Agropolítica
Acordo Mercosul–UE: Brasil quer vender mais do que commodities
Declaração foi dada pelo presidente Lula; confira os detalhes da assinatura do tratado comercial entre os dois blocos
Daumildo Júnior | Brasília | daumildo.junior@estadao.com
16/01/2026 - 16:57

O presidente da República, Luiz Inácio Lula da Silva, se encontrou nesta sexta-feira, 16, com a presidente da Comissão Europeia, Ursula von der Leyen, poucas horas antes da assinatura do acordo entre Mercosul e União Europeia (veja mais abaixo). O encontro ocorreu no Rio de Janeiro (RJ) e, em seguida, ambos os líderes fizeram uma declaração à imprensa. Lula ressaltou a posição pelo multilateralismo e disse que o Brasil vai mandar para a Europa mais do que commodities.
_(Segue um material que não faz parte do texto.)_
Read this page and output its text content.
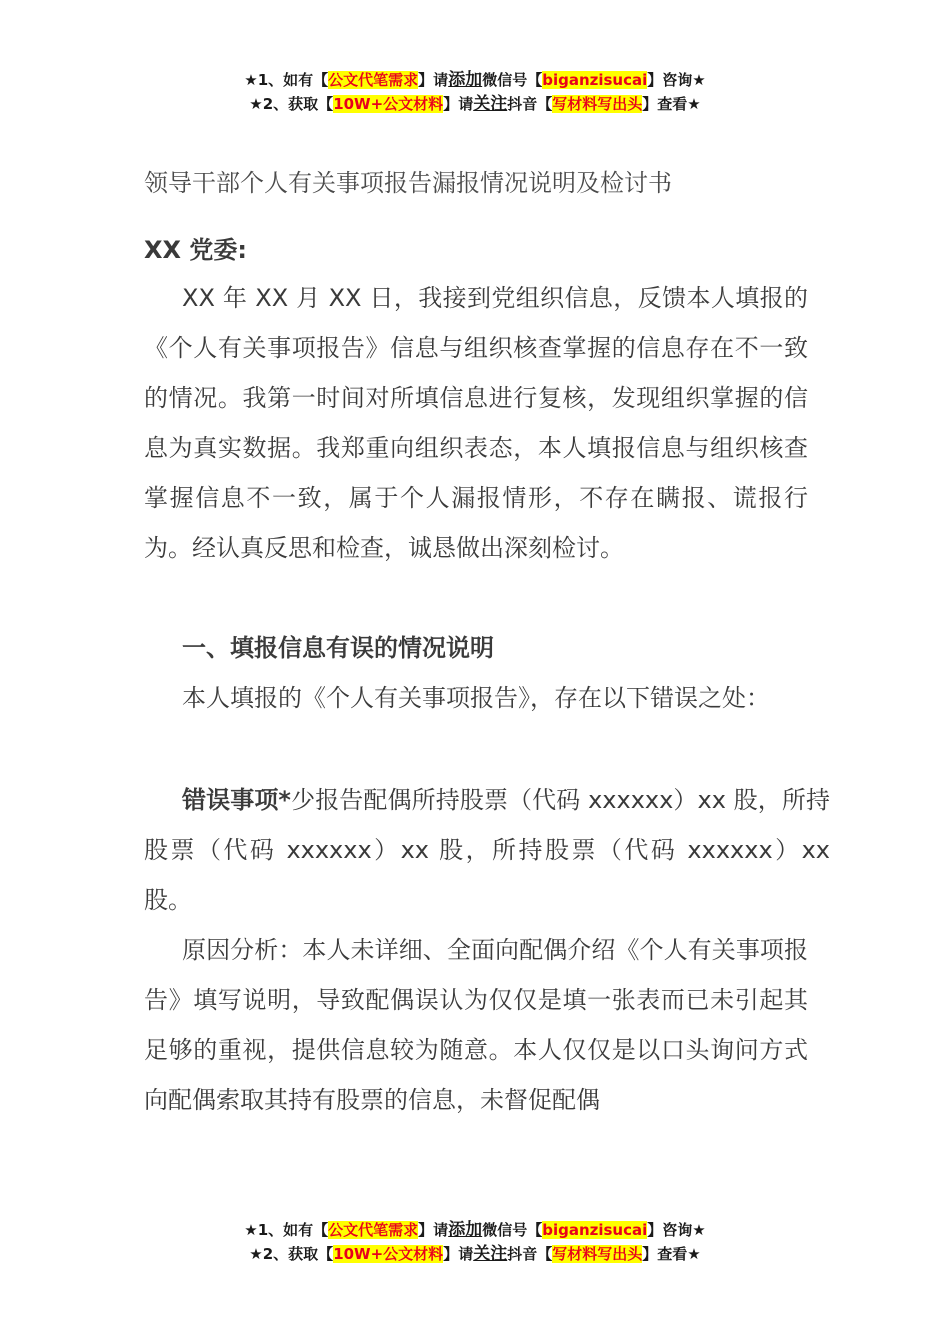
★1、如有【公文代笔需求】请添加微信号【biganzisucai】咨询★
★2、获取【10W+公文材料】请关注抖音【写材料写出头】查看★
领导干部个人有关事项报告漏报情况说明及检讨书
XX 党委:

XX 年 XX 月 XX 日，我接到党组织信息，反馈本人填报的《个人有关事项报告》信息与组织核查掌握的信息存在不一致的情况。我第一时间对所填信息进行复核，发现组织掌握的信息为真实数据。我郑重向组织表态，本人填报信息与组织核查掌握信息不一致，属于个人漏报情形，不存在瞒报、谎报行为。经认真反思和检查，诚恳做出深刻检讨。

一、填报信息有误的情况说明
本人填报的《个人有关事项报告》，存在以下错误之处：

错误事项*少报告配偶所持股票（代码 xxxxxx）xx 股，所持股票（代码 xxxxxx）xx 股，所持股票（代码 xxxxxx）xx 股。

原因分析：本人未详细、全面向配偶介绍《个人有关事项报告》填写说明，导致配偶误认为仅仅是填一张表而已未引起其足够的重视，提供信息较为随意。本人仅仅是以口头询问方式向配偶索取其持有股票的信息，未督促配偶

★1、如有【公文代笔需求】请添加微信号【biganzisucai】咨询★
★2、获取【10W+公文材料】请关注抖音【写材料写出头】查看★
“Já somos grandes provedores de produtos agropecuários para a União Europeia. Mas não nos limitaremos ao eterno papel de exportadores de commodities. Queremos produzir e vender bens industriais de maior valor agregado”, afirmou Lula.
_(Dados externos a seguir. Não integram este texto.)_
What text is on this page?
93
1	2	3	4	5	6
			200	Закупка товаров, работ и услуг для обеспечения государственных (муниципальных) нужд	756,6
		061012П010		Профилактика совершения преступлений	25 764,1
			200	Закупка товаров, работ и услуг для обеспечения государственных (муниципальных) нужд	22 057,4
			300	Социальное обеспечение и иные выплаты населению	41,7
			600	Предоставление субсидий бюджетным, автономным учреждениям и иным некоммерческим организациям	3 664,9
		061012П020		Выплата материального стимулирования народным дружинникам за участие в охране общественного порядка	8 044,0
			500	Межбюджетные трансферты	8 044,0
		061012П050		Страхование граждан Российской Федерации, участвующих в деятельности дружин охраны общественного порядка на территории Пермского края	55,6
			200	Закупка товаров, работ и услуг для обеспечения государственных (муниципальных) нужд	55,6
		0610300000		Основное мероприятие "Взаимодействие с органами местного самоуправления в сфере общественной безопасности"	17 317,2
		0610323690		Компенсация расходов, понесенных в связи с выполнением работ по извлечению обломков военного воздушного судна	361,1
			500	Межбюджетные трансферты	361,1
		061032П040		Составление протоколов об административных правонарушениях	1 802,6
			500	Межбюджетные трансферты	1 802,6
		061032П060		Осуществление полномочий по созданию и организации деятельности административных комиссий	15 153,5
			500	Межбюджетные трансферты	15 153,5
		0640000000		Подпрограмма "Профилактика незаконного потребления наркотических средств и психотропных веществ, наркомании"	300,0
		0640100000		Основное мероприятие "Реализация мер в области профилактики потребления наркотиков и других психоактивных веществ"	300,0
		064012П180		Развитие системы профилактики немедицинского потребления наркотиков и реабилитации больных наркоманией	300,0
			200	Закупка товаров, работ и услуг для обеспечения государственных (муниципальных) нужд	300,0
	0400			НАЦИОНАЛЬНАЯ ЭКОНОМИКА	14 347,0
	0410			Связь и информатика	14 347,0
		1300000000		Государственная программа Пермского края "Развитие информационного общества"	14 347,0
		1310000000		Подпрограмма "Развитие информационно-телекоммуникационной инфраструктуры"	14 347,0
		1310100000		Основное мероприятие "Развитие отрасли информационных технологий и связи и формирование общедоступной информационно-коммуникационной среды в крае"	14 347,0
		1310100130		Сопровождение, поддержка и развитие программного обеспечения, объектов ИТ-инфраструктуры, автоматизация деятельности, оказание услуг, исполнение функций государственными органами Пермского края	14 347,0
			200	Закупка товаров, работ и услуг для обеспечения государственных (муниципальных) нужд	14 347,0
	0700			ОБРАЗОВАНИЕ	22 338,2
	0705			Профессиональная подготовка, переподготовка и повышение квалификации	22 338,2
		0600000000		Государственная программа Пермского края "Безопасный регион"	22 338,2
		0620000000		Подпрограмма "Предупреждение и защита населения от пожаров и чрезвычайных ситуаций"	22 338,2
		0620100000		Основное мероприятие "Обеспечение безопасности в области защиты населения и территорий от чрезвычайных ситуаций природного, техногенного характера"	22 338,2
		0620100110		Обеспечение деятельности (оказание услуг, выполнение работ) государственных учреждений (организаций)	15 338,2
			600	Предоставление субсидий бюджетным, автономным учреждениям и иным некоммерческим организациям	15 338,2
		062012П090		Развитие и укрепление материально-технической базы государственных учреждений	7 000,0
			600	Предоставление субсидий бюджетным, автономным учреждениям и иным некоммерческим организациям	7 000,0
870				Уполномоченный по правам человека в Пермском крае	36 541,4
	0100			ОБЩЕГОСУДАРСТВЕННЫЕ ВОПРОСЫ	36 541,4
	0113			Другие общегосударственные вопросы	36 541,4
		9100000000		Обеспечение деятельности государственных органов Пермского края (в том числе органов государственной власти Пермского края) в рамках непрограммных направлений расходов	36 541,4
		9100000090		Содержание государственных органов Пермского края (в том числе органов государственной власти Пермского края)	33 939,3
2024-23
O presidente brasileiro ainda acrescentou que pretende ampliar acordos comerciais do Mercosul com outros países do mundo. “Continuaremos trabalhando para abrir mais mercados e para construir novas parcerias no mundo todo, em particular com Canadá, México, Vietnã, Japão e China”, completou.
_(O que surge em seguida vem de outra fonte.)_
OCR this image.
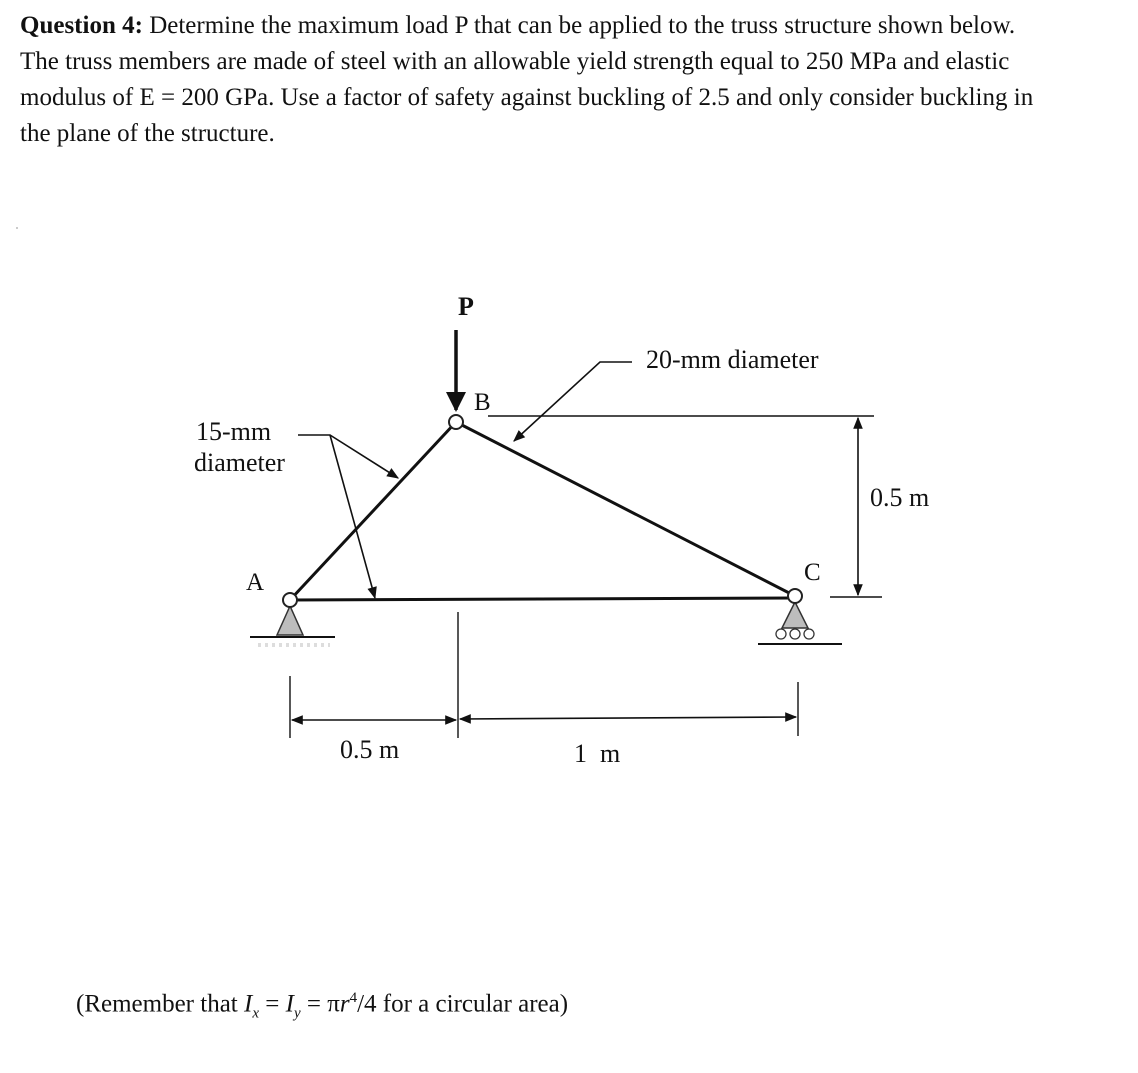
Question 4: Determine the maximum load P that can be applied to the truss structure shown below.
The truss members are made of steel with an allowable yield strength equal to 250 MPa and elastic
modulus of E = 200 GPa. Use a factor of safety against buckling of 2.5 and only consider buckling in
the plane of the structure.
P
A
B
C
15-mm
diameter
20-mm diameter
0.5 m
0.5 m	1  m
(Remember that $I_x = I_y = \pi r^4/4$ for a circular area)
Em tom parecido, a presidente da Comissão Europeia falou sobre a forma como ambos blocos entendem ser a melhor na condução do comércio internacional. “Não é um jogo de zero a zero. Todo mundo deve se beneficiar”, disse von der Leyen.
Ela também qualificou o acerto como a maior zona global de livre comércio. “O acordo tem uma mensagem forte que diz: ‘Sejam bem-vindos ao maior mercado do mundo e à maior área de livre comércio do mundo’. E isso é uma área de parceria, de abertura, é o poder da amizade e do entendimento entre povos e regiões”, destacou.
Assinatura no Paraguai
O presidente do Brasil não deve participar da assinatura do acordo, marcada para ocorrer em Assunção, no Paraguai. Inicialmente, a assinatura do tratado comercial foi preparada para ser feita no Brasil, em dezembro do ano passado, em Foz do Iguaçu (PR), ainda durante a presidência brasileira do Mercosul. Porém, os europeus não aprovaram a assinatura a tempo e havia resistência da Itália na época, o que poderia inviabilizar a aprovação.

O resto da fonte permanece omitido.